Der Löschzug Verl wurde um 2.10 Uhr zu einem Kleinbrand am Lönsweg gerufen. Als dann wenige Minuten später die ersten Einsaztkräfte vor Ort waren, wurde Großalarm ausgelöst. Feuerwehren aus Kaunitz, Gütersloh, Avenwedde, Spexard und Stukenbrock kamen zur Unterstützung. Die Brandursache ist derzeit noch unklar.

Löschwasser gelangt über Pendelverkehr zur Brandstelle

Aufgrund des ländlichen Umfeldes musste das Löschwasser im Pendelverkehr zur Brandstelle transportiert werden, um zumindest die Nachbargebäude zu schützen. So waren vor allem die Fahrzeuge mit einem großen Tank gefordert, die über Hydranten jeweils rund 5000 Liter Wasser aufnehmen können. 

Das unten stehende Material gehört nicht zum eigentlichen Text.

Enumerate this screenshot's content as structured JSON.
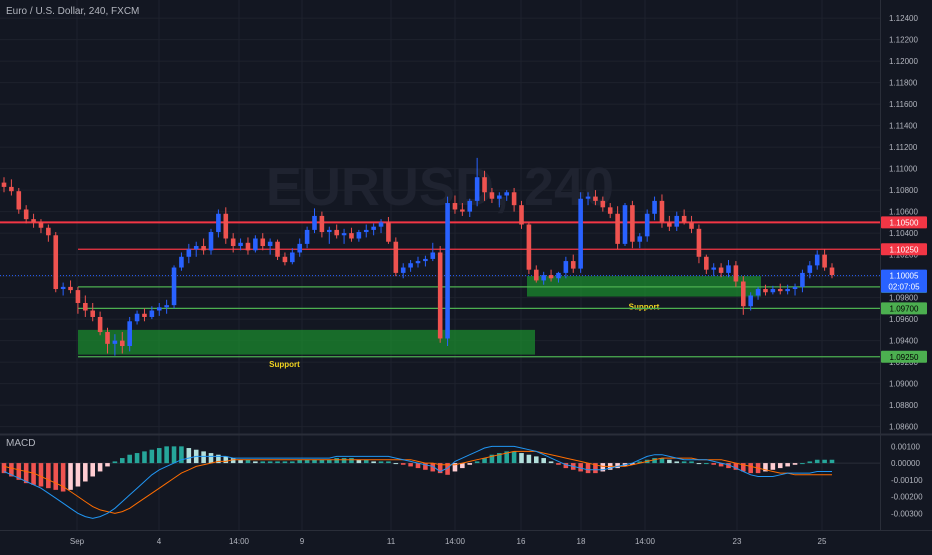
{
  "header": {
    "title": "Euro / U.S. Dollar, 240, FXCM"
  },
  "watermark": {
    "text": "EURUSD, 240"
  },
  "price_axis": {
    "min": 1.0855,
    "max": 1.1255,
    "ticks": [
      "1.12400",
      "1.12200",
      "1.12000",
      "1.11800",
      "1.11600",
      "1.11400",
      "1.11200",
      "1.11000",
      "1.10800",
      "1.10600",
      "1.10400",
      "1.10200",
      "1.10000",
      "1.09800",
      "1.09600",
      "1.09400",
      "1.09200",
      "1.09000",
      "1.08800",
      "1.08600"
    ]
  },
  "time_axis": {
    "labels": [
      "Sep",
      "4",
      "14:00",
      "9",
      "11",
      "14:00",
      "16",
      "18",
      "14:00",
      "23",
      "25"
    ]
  },
  "levels": [
    {
      "price": 1.105,
      "label": "1.10500",
      "color": "#f23645"
    },
    {
      "price": 1.1025,
      "label": "1.10250",
      "color": "#f23645"
    },
    {
      "price": 1.099,
      "label": "1.09900",
      "color": "#4caf50"
    },
    {
      "price": 1.097,
      "label": "1.09700",
      "color": "#4caf50"
    },
    {
      "price": 1.0925,
      "label": "1.09250",
      "color": "#4caf50"
    }
  ],
  "current_price": {
    "value": 1.10005,
    "label": "1.10005",
    "countdown": "02:07:05",
    "color": "#2962ff"
  },
  "support_zones": [
    {
      "label": "Support",
      "price_top": 1.095,
      "price_bottom": 1.0927
    },
    {
      "label": "Support",
      "price_top": 1.1,
      "price_bottom": 1.0981
    }
  ],
  "macd": {
    "title": "MACD",
    "min": -0.004,
    "max": 0.0015,
    "ticks": [
      "0.00100",
      "0.00000",
      "-0.00100",
      "-0.00200",
      "-0.00300"
    ]
  },
  "colors": {
    "up": "#2962ff",
    "down": "#ef5350",
    "bg": "#131722",
    "grid": "#1e222d",
    "text": "#b2b5be"
  },
  "chart_data": {
    "type": "candlestick",
    "symbol": "EURUSD",
    "timeframe": "240",
    "candles": [
      [
        1.1087,
        1.1092,
        1.1078,
        1.1083
      ],
      [
        1.1083,
        1.109,
        1.1075,
        1.1079
      ],
      [
        1.1079,
        1.1082,
        1.1058,
        1.1062
      ],
      [
        1.1062,
        1.1066,
        1.1049,
        1.1053
      ],
      [
        1.1053,
        1.1058,
        1.1045,
        1.105
      ],
      [
        1.105,
        1.1053,
        1.104,
        1.1045
      ],
      [
        1.1045,
        1.1048,
        1.1032,
        1.1038
      ],
      [
        1.1038,
        1.1041,
        1.0985,
        1.0988
      ],
      [
        1.0988,
        1.0994,
        1.0982,
        1.099
      ],
      [
        1.099,
        1.0996,
        1.0984,
        1.0987
      ],
      [
        1.0987,
        1.099,
        1.0965,
        1.0975
      ],
      [
        1.0975,
        1.0982,
        1.0962,
        1.0968
      ],
      [
        1.0968,
        1.0975,
        1.0958,
        1.0962
      ],
      [
        1.0962,
        1.0967,
        1.0945,
        1.0948
      ],
      [
        1.0948,
        1.0952,
        1.0928,
        1.0937
      ],
      [
        1.0937,
        1.0946,
        1.0926,
        1.094
      ],
      [
        1.094,
        1.0948,
        1.0928,
        1.0935
      ],
      [
        1.0935,
        1.0962,
        1.093,
        1.0958
      ],
      [
        1.0958,
        1.0968,
        1.0955,
        1.0965
      ],
      [
        1.0965,
        1.097,
        1.0958,
        1.0962
      ],
      [
        1.0962,
        1.0972,
        1.096,
        1.0968
      ],
      [
        1.0968,
        1.0975,
        1.0963,
        1.0971
      ],
      [
        1.0971,
        1.0978,
        1.0965,
        1.0973
      ],
      [
        1.0973,
        1.101,
        1.097,
        1.1008
      ],
      [
        1.1008,
        1.1022,
        1.1005,
        1.1018
      ],
      [
        1.1018,
        1.103,
        1.1012,
        1.1025
      ],
      [
        1.1025,
        1.1032,
        1.1018,
        1.1028
      ],
      [
        1.1028,
        1.1035,
        1.102,
        1.1024
      ],
      [
        1.1024,
        1.1044,
        1.102,
        1.1041
      ],
      [
        1.1041,
        1.1062,
        1.1036,
        1.1058
      ],
      [
        1.1058,
        1.1064,
        1.103,
        1.1035
      ],
      [
        1.1035,
        1.104,
        1.1022,
        1.1028
      ],
      [
        1.1028,
        1.1035,
        1.1024,
        1.1031
      ],
      [
        1.1031,
        1.1036,
        1.102,
        1.1024
      ],
      [
        1.1024,
        1.1038,
        1.1022,
        1.1035
      ],
      [
        1.1035,
        1.104,
        1.1024,
        1.1028
      ],
      [
        1.1028,
        1.1035,
        1.102,
        1.1032
      ],
      [
        1.1032,
        1.1034,
        1.1015,
        1.1018
      ],
      [
        1.1018,
        1.1022,
        1.101,
        1.1013
      ],
      [
        1.1013,
        1.1026,
        1.1011,
        1.1022
      ],
      [
        1.1022,
        1.1035,
        1.1018,
        1.103
      ],
      [
        1.103,
        1.1046,
        1.1026,
        1.1043
      ],
      [
        1.1043,
        1.1063,
        1.104,
        1.1056
      ],
      [
        1.1056,
        1.106,
        1.1036,
        1.1041
      ],
      [
        1.1041,
        1.1046,
        1.103,
        1.1043
      ],
      [
        1.1043,
        1.1048,
        1.1035,
        1.1038
      ],
      [
        1.1038,
        1.1044,
        1.103,
        1.104
      ],
      [
        1.104,
        1.1045,
        1.1032,
        1.1035
      ],
      [
        1.1035,
        1.1043,
        1.1032,
        1.1041
      ],
      [
        1.1041,
        1.1048,
        1.1036,
        1.1043
      ],
      [
        1.1043,
        1.1049,
        1.1038,
        1.1046
      ],
      [
        1.1046,
        1.1053,
        1.104,
        1.105
      ],
      [
        1.105,
        1.1055,
        1.103,
        1.1032
      ],
      [
        1.1032,
        1.1036,
        1.1,
        1.1003
      ],
      [
        1.1003,
        1.1012,
        1.0998,
        1.1008
      ],
      [
        1.1008,
        1.1015,
        1.1004,
        1.1012
      ],
      [
        1.1012,
        1.1018,
        1.1008,
        1.1014
      ],
      [
        1.1014,
        1.1019,
        1.1009,
        1.1016
      ],
      [
        1.1016,
        1.1031,
        1.1014,
        1.1022
      ],
      [
        1.1022,
        1.1028,
        1.0938,
        1.0942
      ],
      [
        1.0942,
        1.1074,
        1.0935,
        1.1068
      ],
      [
        1.1068,
        1.1075,
        1.1058,
        1.1062
      ],
      [
        1.1062,
        1.1068,
        1.1056,
        1.106
      ],
      [
        1.106,
        1.1072,
        1.1055,
        1.107
      ],
      [
        1.107,
        1.111,
        1.1065,
        1.1092
      ],
      [
        1.1092,
        1.1098,
        1.107,
        1.1078
      ],
      [
        1.1078,
        1.1082,
        1.1068,
        1.1072
      ],
      [
        1.1072,
        1.1078,
        1.1064,
        1.1075
      ],
      [
        1.1075,
        1.108,
        1.107,
        1.1078
      ],
      [
        1.1078,
        1.1082,
        1.106,
        1.1066
      ],
      [
        1.1066,
        1.107,
        1.1044,
        1.1048
      ],
      [
        1.1048,
        1.105,
        1.1002,
        1.1006
      ],
      [
        1.1006,
        1.101,
        1.0994,
        1.0996
      ],
      [
        1.0996,
        1.1004,
        1.0992,
        1.1001
      ],
      [
        1.1001,
        1.1006,
        1.0995,
        1.0998
      ],
      [
        1.0998,
        1.1004,
        1.0994,
        1.1003
      ],
      [
        1.1003,
        1.1018,
        1.0998,
        1.1014
      ],
      [
        1.1014,
        1.102,
        1.1003,
        1.1007
      ],
      [
        1.1007,
        1.1078,
        1.1003,
        1.1072
      ],
      [
        1.1072,
        1.1078,
        1.1066,
        1.1074
      ],
      [
        1.1074,
        1.108,
        1.1066,
        1.107
      ],
      [
        1.107,
        1.1074,
        1.106,
        1.1064
      ],
      [
        1.1064,
        1.1068,
        1.1054,
        1.1058
      ],
      [
        1.1058,
        1.1065,
        1.1025,
        1.103
      ],
      [
        1.103,
        1.1068,
        1.1028,
        1.1066
      ],
      [
        1.1066,
        1.107,
        1.1026,
        1.1032
      ],
      [
        1.1032,
        1.104,
        1.1026,
        1.1037
      ],
      [
        1.1037,
        1.1062,
        1.1032,
        1.1058
      ],
      [
        1.1058,
        1.1074,
        1.1052,
        1.107
      ],
      [
        1.107,
        1.1076,
        1.1045,
        1.105
      ],
      [
        1.105,
        1.1056,
        1.1042,
        1.1046
      ],
      [
        1.1046,
        1.106,
        1.1042,
        1.1056
      ],
      [
        1.1056,
        1.1062,
        1.1048,
        1.105
      ],
      [
        1.105,
        1.1056,
        1.104,
        1.1044
      ],
      [
        1.1044,
        1.1048,
        1.1012,
        1.1018
      ],
      [
        1.1018,
        1.102,
        1.1002,
        1.1006
      ],
      [
        1.1006,
        1.1012,
        1.1,
        1.1008
      ],
      [
        1.1008,
        1.1012,
        1.0999,
        1.1003
      ],
      [
        1.1003,
        1.1015,
        1.0999,
        1.101
      ],
      [
        1.101,
        1.1014,
        1.099,
        1.0995
      ],
      [
        1.0995,
        1.1,
        1.0964,
        1.0972
      ],
      [
        1.0972,
        1.0985,
        1.0968,
        1.0982
      ],
      [
        1.0982,
        1.099,
        1.0978,
        1.0988
      ],
      [
        1.0988,
        1.0992,
        1.0982,
        1.0985
      ],
      [
        1.0985,
        1.0991,
        1.0983,
        1.0988
      ],
      [
        1.0988,
        1.0993,
        1.0983,
        1.0986
      ],
      [
        1.0986,
        1.0992,
        1.0983,
        1.0988
      ],
      [
        1.0988,
        1.0993,
        1.0982,
        1.099
      ],
      [
        1.099,
        1.1006,
        1.0985,
        1.1003
      ],
      [
        1.1003,
        1.1014,
        1.0998,
        1.101
      ],
      [
        1.101,
        1.1024,
        1.1006,
        1.102
      ],
      [
        1.102,
        1.1025,
        1.1005,
        1.1008
      ],
      [
        1.1008,
        1.1012,
        1.0998,
        1.1001
      ]
    ],
    "overlay_lines": [
      1.105,
      1.1025,
      1.099,
      1.097,
      1.0925
    ],
    "macd_histogram": [
      -0.0006,
      -0.0008,
      -0.001,
      -0.0012,
      -0.0013,
      -0.0014,
      -0.0015,
      -0.0016,
      -0.0017,
      -0.0016,
      -0.0014,
      -0.0011,
      -0.0008,
      -0.0005,
      -0.0002,
      0.0001,
      0.0003,
      0.0005,
      0.0006,
      0.0007,
      0.0008,
      0.0009,
      0.001,
      0.001,
      0.001,
      0.0009,
      0.0008,
      0.0007,
      0.0006,
      0.0005,
      0.0004,
      0.0003,
      0.0002,
      0.0002,
      0.0001,
      0.0001,
      0.0001,
      0.0001,
      0.0001,
      0.0001,
      0.0002,
      0.0002,
      0.0002,
      0.0002,
      0.0002,
      0.0003,
      0.0003,
      0.0003,
      0.0002,
      0.0002,
      0.0001,
      0.0001,
      0.0001,
      0.0,
      -0.0001,
      -0.0002,
      -0.0003,
      -0.0004,
      -0.0005,
      -0.0006,
      -0.0007,
      -0.0005,
      -0.0003,
      -0.0001,
      0.0001,
      0.0003,
      0.0005,
      0.0006,
      0.0007,
      0.0007,
      0.0006,
      0.0005,
      0.0004,
      0.0003,
      0.0001,
      -0.0001,
      -0.0003,
      -0.0004,
      -0.0005,
      -0.0006,
      -0.0006,
      -0.0005,
      -0.0004,
      -0.0003,
      -0.0002,
      -0.0001,
      0.0001,
      0.0002,
      0.0003,
      0.0003,
      0.0002,
      0.0001,
      0.0001,
      0.0001,
      0.0,
      0.0,
      -0.0001,
      -0.0002,
      -0.0003,
      -0.0004,
      -0.0005,
      -0.0006,
      -0.0006,
      -0.0005,
      -0.0004,
      -0.0003,
      -0.0002,
      -0.0001,
      0.0,
      0.0001,
      0.0002,
      0.0002,
      0.0002
    ],
    "macd_line": [
      -0.0005,
      -0.0007,
      -0.0009,
      -0.0011,
      -0.0013,
      -0.0015,
      -0.0018,
      -0.0021,
      -0.0024,
      -0.0027,
      -0.003,
      -0.0032,
      -0.0033,
      -0.0032,
      -0.003,
      -0.0027,
      -0.0023,
      -0.0019,
      -0.0015,
      -0.0011,
      -0.0007,
      -0.0004,
      -0.0002,
      0.0,
      0.0002,
      0.0003,
      0.0004,
      0.0004,
      0.0004,
      0.0004,
      0.0004,
      0.0003,
      0.0003,
      0.0003,
      0.0003,
      0.0003,
      0.0003,
      0.0003,
      0.0003,
      0.0003,
      0.0003,
      0.0003,
      0.0003,
      0.0003,
      0.0003,
      0.0004,
      0.0004,
      0.0004,
      0.0004,
      0.0004,
      0.0004,
      0.0004,
      0.0004,
      0.0003,
      0.0002,
      0.0001,
      0.0,
      -0.0001,
      -0.0002,
      -0.0005,
      -0.0003,
      0.0001,
      0.0003,
      0.0005,
      0.0007,
      0.0009,
      0.001,
      0.001,
      0.001,
      0.001,
      0.0009,
      0.0008,
      0.0007,
      0.0005,
      0.0003,
      0.0001,
      -0.0001,
      -0.0002,
      -0.0003,
      -0.0004,
      -0.0004,
      -0.0004,
      -0.0003,
      -0.0002,
      -0.0001,
      0.0,
      0.0002,
      0.0004,
      0.0005,
      0.0005,
      0.0004,
      0.0003,
      0.0002,
      0.0002,
      0.0002,
      0.0002,
      0.0001,
      0.0,
      -0.0001,
      -0.0003,
      -0.0005,
      -0.0007,
      -0.0008,
      -0.0008,
      -0.0008,
      -0.0007,
      -0.0006,
      -0.0006,
      -0.0006,
      -0.0006,
      -0.0005,
      -0.0005,
      -0.0005
    ],
    "signal_line": [
      -0.0002,
      -0.0003,
      -0.0004,
      -0.0005,
      -0.0006,
      -0.0008,
      -0.001,
      -0.0012,
      -0.0014,
      -0.0017,
      -0.002,
      -0.0023,
      -0.0026,
      -0.0028,
      -0.0029,
      -0.003,
      -0.0029,
      -0.0027,
      -0.0024,
      -0.0021,
      -0.0018,
      -0.0015,
      -0.0012,
      -0.0009,
      -0.0006,
      -0.0004,
      -0.0002,
      -0.0001,
      0.0,
      0.0001,
      0.0001,
      0.0002,
      0.0002,
      0.0002,
      0.0002,
      0.0002,
      0.0002,
      0.0002,
      0.0002,
      0.0002,
      0.0002,
      0.0002,
      0.0002,
      0.0002,
      0.0002,
      0.0002,
      0.0002,
      0.0002,
      0.0002,
      0.0002,
      0.0002,
      0.0002,
      0.0002,
      0.0002,
      0.0002,
      0.0002,
      0.0001,
      0.0,
      0.0,
      -0.0001,
      -0.0001,
      -0.0001,
      0.0,
      0.0001,
      0.0002,
      0.0003,
      0.0004,
      0.0005,
      0.0006,
      0.0007,
      0.0007,
      0.0007,
      0.0007,
      0.0006,
      0.0005,
      0.0004,
      0.0003,
      0.0002,
      0.0001,
      0.0,
      -0.0001,
      -0.0002,
      -0.0002,
      -0.0002,
      -0.0002,
      -0.0001,
      0.0,
      0.0001,
      0.0002,
      0.0003,
      0.0003,
      0.0003,
      0.0003,
      0.0003,
      0.0002,
      0.0002,
      0.0002,
      0.0002,
      0.0001,
      0.0,
      -0.0001,
      -0.0002,
      -0.0003,
      -0.0004,
      -0.0005,
      -0.0006,
      -0.0006,
      -0.0007,
      -0.0007,
      -0.0007,
      -0.0007,
      -0.0007,
      -0.0007
    ]
  }
}
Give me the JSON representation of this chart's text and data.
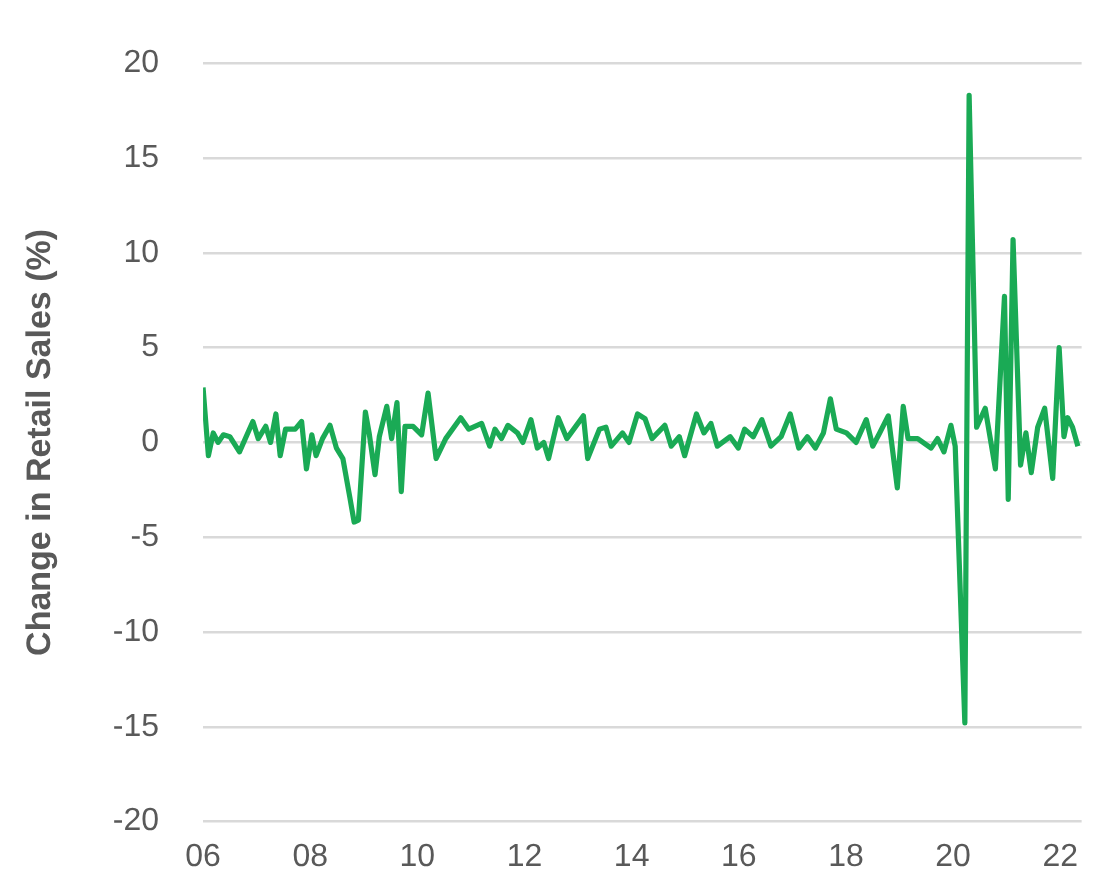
{
  "chart_data": {
    "type": "line",
    "ylabel": "Change in Retail Sales (%)",
    "xlim": [
      2006,
      2022.4
    ],
    "xticks": [
      {
        "value": 2006,
        "label": "06"
      },
      {
        "value": 2008,
        "label": "08"
      },
      {
        "value": 2010,
        "label": "10"
      },
      {
        "value": 2012,
        "label": "12"
      },
      {
        "value": 2014,
        "label": "14"
      },
      {
        "value": 2016,
        "label": "16"
      },
      {
        "value": 2018,
        "label": "18"
      },
      {
        "value": 2020,
        "label": "20"
      },
      {
        "value": 2022,
        "label": "22"
      }
    ],
    "ylim": [
      -20,
      20
    ],
    "yticks": [
      -20,
      -15,
      -10,
      -5,
      0,
      5,
      10,
      15,
      20
    ],
    "grid": "y",
    "legend": false,
    "marker": "none",
    "line_style": "solid",
    "series": [
      {
        "color": "#1aaa55",
        "x": [
          2006.0,
          2006.1,
          2006.19,
          2006.28,
          2006.38,
          2006.5,
          2006.68,
          2006.93,
          2007.03,
          2007.17,
          2007.26,
          2007.36,
          2007.44,
          2007.54,
          2007.72,
          2007.84,
          2007.93,
          2008.03,
          2008.11,
          2008.23,
          2008.37,
          2008.49,
          2008.61,
          2008.74,
          2008.82,
          2008.9,
          2009.03,
          2009.1,
          2009.21,
          2009.29,
          2009.43,
          2009.52,
          2009.62,
          2009.7,
          2009.77,
          2009.92,
          2010.08,
          2010.2,
          2010.35,
          2010.53,
          2010.81,
          2010.96,
          2011.2,
          2011.35,
          2011.45,
          2011.57,
          2011.69,
          2011.87,
          2011.97,
          2012.12,
          2012.24,
          2012.36,
          2012.45,
          2012.63,
          2012.79,
          2013.1,
          2013.18,
          2013.4,
          2013.52,
          2013.62,
          2013.83,
          2013.95,
          2014.11,
          2014.25,
          2014.38,
          2014.62,
          2014.74,
          2014.89,
          2014.99,
          2015.21,
          2015.35,
          2015.48,
          2015.6,
          2015.84,
          2015.99,
          2016.11,
          2016.27,
          2016.43,
          2016.6,
          2016.79,
          2016.96,
          2017.12,
          2017.28,
          2017.43,
          2017.58,
          2017.71,
          2017.82,
          2018.01,
          2018.19,
          2018.38,
          2018.5,
          2018.63,
          2018.79,
          2018.96,
          2019.07,
          2019.16,
          2019.34,
          2019.59,
          2019.71,
          2019.83,
          2019.96,
          2020.04,
          2020.22,
          2020.3,
          2020.44,
          2020.6,
          2020.79,
          2020.96,
          2021.03,
          2021.12,
          2021.26,
          2021.36,
          2021.46,
          2021.58,
          2021.71,
          2021.86,
          2021.98,
          2022.07,
          2022.14,
          2022.23,
          2022.33
        ],
        "values": [
          2.9,
          -0.7,
          0.5,
          0,
          0.4,
          0.3,
          -0.5,
          1.1,
          0.2,
          0.85,
          0,
          1.5,
          -0.7,
          0.7,
          0.7,
          1.1,
          -1.4,
          0.4,
          -0.7,
          0.2,
          0.9,
          -0.3,
          -0.85,
          -2.9,
          -4.2,
          -4.1,
          1.6,
          0.5,
          -1.7,
          0.3,
          1.9,
          0.2,
          2.1,
          -2.6,
          0.85,
          0.85,
          0.4,
          2.6,
          -0.85,
          0.2,
          1.3,
          0.7,
          1.0,
          -0.2,
          0.7,
          0.2,
          0.9,
          0.5,
          0,
          1.2,
          -0.3,
          0,
          -0.85,
          1.3,
          0.2,
          1.4,
          -0.85,
          0.7,
          0.8,
          -0.2,
          0.5,
          0,
          1.5,
          1.25,
          0.2,
          0.9,
          -0.2,
          0.3,
          -0.7,
          1.5,
          0.5,
          1.0,
          -0.2,
          0.3,
          -0.3,
          0.7,
          0.3,
          1.2,
          -0.2,
          0.3,
          1.5,
          -0.3,
          0.3,
          -0.3,
          0.5,
          2.3,
          0.7,
          0.5,
          0,
          1.2,
          -0.2,
          0.5,
          1.4,
          -2.4,
          1.9,
          0.2,
          0.2,
          -0.3,
          0.2,
          -0.5,
          0.9,
          -0.2,
          -14.8,
          18.3,
          0.8,
          1.8,
          -1.4,
          7.7,
          -3.0,
          10.7,
          -1.2,
          0.5,
          -1.6,
          0.8,
          1.8,
          -1.9,
          5.0,
          0.3,
          1.3,
          0.8,
          -0.2
        ]
      }
    ]
  }
}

Der Löschzug Schloß Holte wurde gegen 3.15 Uhr noch für den Grundschutz nachalarmiert, die Betreuungsgruppe des DRK zur Verpflegung mit Kaffee und Brötchen. Denn den Feuerwehrleuten blieb letztlich nichts anderes übrig, als die Quaderballen in der Scheune kontrolliert abbrennen zu lassen. Das war für den Eigentümer besonders bitter, denn aufgrund der Trockenheit sind Futter und Streu weiterhin eher Mangelware. Immerhin konnten die Pferde aus dem angrenzenden Stall von den Eigentümern rechtzeitig in Sicherheit gebracht werden.

Warnapp Nina um 5 Uhr ausgelöst

Kurz vor 5 Uhr wurde von der Kreisleitstelle in Gütersloh die Smartphone-Warnapp Nina ausgelöst. Die Bevölkerung wurde so auf die gefährlichen Rauchgase aufmerksam gemacht und dazu aufgefordert, sich in geschlossene Räume zu begeben, Fenster und Türen zu schließen sowie Klima- und Lüftungsanlagen abzustellen. Der Brandrauch zog Richtung Rietberg-Varensell ab.